Our interpretation of these results was subject to the following limitations. The method of linking records to reduce AI/AN misclassification was based on IHS patient records, and thus, did not address misclassification among AI/ANs who did not receive health care from the IHS. Moreover, there was substantial variation between federally recognized tribes in the proportion native ancestry required for tribal membership, and therefore, for eligibility for IHS services. Whether and how this discrepancy in tribal membership requirements might influence some of our findings was unclear, although our findings were consistent with previous reports. In addition, the analysis was restricted to non-Hispanic AI/AN residents of CHSDA counties who might not represent AI/AN residents of non-CHSDA counties. Given the diverse makeup of the AI/AN population within CHSDA counties, regional differences might not accurately reflect trends in specific tribes or ethnic groups. The characteristics of AI/ANs who resided in non-CHSDA counties or who did not receive health care from the IHS were not well known, and the potential bias introduced by the record linkage methodology used in this study was not well understood. The restriction of analyses to non-Hispanic AI/ANs was done because of difficulties in obtaining accurate population estimates. Fewer than 5% of cancer cases and deaths were identified as Hispanic AI/ANs. This restriction would not be expected to change the relative ranking of different areas or trends.

Conclusions

This study and the other articles in this supplement provide the most accurate and comprehensive examination of cancer mortality to date in AI/AN populations. Linking IHS data with death records from the NCHS and with case reports from central cancer registries identified AI/AN persons more accurately and aided in recognizing disparities in cancer incidence and mortality within the AI/AN population. The importance of accurate racial data was compounded when assessing differences among AI/AN populations by geographic regions. The ability to link existing data sets was an effective way to approach this problem, but the linkage required technical expertise and could be time and resource intensive.
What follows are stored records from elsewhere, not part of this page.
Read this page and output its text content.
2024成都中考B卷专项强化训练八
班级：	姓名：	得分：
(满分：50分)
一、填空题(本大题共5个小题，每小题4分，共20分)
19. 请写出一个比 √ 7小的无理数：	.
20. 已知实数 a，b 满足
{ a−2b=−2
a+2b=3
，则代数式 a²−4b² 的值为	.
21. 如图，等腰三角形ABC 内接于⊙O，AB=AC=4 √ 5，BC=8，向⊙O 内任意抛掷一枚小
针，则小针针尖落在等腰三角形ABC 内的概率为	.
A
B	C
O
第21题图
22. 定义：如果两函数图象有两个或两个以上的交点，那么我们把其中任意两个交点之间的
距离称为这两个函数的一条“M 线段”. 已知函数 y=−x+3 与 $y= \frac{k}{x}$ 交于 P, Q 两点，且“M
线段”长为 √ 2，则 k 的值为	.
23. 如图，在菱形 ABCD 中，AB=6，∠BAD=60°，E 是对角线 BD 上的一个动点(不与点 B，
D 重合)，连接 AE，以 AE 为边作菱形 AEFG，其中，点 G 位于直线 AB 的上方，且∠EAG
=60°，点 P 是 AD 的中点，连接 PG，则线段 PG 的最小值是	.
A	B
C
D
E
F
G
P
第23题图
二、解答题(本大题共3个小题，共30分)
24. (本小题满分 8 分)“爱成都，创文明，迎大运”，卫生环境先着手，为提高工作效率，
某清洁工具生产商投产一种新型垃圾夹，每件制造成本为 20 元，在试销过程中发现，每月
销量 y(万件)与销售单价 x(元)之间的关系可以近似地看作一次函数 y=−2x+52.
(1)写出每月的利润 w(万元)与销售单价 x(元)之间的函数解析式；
Disparities in health status and mortality have persisted among AI/AN populations compared with the general population for many generations.⁶² These results demonstrated persistent and growing disparities in cancer among AI/AN populations and the need to expand action beyond existing efforts. Regional differences in cancer occurrence among AI/AN populations reflected missed opportunities to identify and address the social, physical, and economic determinants of cancer risk at the community level. A comprehensive and culturally appropriate approach is needed to address the multilevel determinants of cancer risk. In addition, disparities in death rates and proxy measures of survival in AI/AN populations compared with Whites underlined the need for improved access to and utilization of quality health services for cancer screening, diagnosis, and treatment.